The violations cited in this letter are not intended to be an all-inclusive statement of violations that exist in connection with your products.  You are responsible for investigating and determining the causes of the violations identified above and for preventing their recurrence or the occurrence of other violations.  It is your responsibility to ensure that your firm complies with all requirements of federal law and FDA regulations.
 
You should take prompt action to correct the violations cited in this letter.  Failure to promptly correct these violations may result in legal action without further notice, including, without limitation, seizure and injunction.
 
Within 15 working days of receipt of this letter, please notify this office in writing of the specific steps you have taken to correct violations.  Include an explanation of each step being taken to prevent the recurrence of violations, as well as copies of related documentation. If you cannot complete corrective action within 15 working days, state the reason for the delay and the time within which you will complete the correction.  
 
Your reply should be directed to the U.S. Food and Drug Administration, Attention: Kimberly Dutzek, Compliance Officer, at the above address.  If you have questions, concerning the contents of this letter, you may contact Ms.
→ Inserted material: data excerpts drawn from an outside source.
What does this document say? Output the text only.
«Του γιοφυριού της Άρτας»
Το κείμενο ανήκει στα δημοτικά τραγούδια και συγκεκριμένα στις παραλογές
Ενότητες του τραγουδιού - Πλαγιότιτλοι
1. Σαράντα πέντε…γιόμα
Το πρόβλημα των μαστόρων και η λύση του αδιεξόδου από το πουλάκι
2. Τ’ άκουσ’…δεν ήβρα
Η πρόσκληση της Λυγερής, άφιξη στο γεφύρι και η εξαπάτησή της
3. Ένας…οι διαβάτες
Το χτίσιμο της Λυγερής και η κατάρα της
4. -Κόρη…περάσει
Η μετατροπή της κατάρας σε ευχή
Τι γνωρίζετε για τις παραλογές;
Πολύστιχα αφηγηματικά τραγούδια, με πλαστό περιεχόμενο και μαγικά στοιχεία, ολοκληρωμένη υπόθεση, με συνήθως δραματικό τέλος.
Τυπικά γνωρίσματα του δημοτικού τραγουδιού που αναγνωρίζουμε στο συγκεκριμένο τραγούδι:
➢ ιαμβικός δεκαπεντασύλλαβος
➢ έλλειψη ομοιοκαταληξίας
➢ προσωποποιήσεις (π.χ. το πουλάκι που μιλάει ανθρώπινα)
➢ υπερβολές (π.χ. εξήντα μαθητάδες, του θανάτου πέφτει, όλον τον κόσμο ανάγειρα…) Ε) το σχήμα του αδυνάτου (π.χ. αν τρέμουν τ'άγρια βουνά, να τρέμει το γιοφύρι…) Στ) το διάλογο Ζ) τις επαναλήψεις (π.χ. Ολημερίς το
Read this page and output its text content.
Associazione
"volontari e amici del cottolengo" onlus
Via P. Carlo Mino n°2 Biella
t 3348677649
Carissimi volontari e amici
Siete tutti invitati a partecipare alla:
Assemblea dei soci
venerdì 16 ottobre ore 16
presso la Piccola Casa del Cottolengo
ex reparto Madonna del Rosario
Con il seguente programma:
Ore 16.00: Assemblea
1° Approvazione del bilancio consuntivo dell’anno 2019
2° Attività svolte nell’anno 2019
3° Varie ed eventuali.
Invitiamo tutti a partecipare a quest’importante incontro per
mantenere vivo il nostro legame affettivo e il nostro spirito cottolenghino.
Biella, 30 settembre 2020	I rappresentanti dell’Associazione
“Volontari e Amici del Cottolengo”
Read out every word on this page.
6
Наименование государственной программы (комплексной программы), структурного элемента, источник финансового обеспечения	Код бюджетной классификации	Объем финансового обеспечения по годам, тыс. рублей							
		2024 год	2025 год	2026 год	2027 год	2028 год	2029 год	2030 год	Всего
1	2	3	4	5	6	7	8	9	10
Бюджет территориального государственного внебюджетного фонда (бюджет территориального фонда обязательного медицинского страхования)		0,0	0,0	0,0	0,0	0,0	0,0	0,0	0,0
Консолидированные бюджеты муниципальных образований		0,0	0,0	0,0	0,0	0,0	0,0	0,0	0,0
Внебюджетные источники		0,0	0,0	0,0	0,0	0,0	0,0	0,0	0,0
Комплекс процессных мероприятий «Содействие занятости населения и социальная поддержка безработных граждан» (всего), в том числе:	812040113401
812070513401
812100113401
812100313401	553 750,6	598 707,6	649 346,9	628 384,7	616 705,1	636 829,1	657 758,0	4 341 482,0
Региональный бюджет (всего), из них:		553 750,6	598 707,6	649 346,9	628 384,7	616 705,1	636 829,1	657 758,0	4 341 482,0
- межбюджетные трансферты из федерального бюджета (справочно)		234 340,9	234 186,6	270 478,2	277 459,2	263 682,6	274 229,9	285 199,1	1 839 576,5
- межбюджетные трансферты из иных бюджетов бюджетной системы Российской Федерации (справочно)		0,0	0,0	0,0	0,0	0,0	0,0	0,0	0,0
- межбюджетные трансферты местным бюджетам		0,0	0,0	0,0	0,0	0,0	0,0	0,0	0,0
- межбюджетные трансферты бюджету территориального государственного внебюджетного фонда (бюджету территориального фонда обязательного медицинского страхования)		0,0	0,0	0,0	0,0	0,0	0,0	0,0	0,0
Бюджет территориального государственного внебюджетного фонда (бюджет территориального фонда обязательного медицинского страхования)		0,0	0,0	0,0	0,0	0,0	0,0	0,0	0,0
Dutzek at 615-366-7826.                                                                                                                                                      
 
Sincerely,
/S/ 
Ruth P. Dixon
District Director
New Orleans District


[1] As defined in 21 CFR 101.93(g)(1), a “disease” is “damage to an organ, part, structure, or system of the body such that it does not function properly (e.g., cardiovascular disease), or a state of health leading to such dysfunctioning (e.g., hypertension); except that diseases resulting from essential nutrient deficiencies (e.g., scurvy, pellagra) are not included in this definition.” 

This page was posted on March 28, 2019.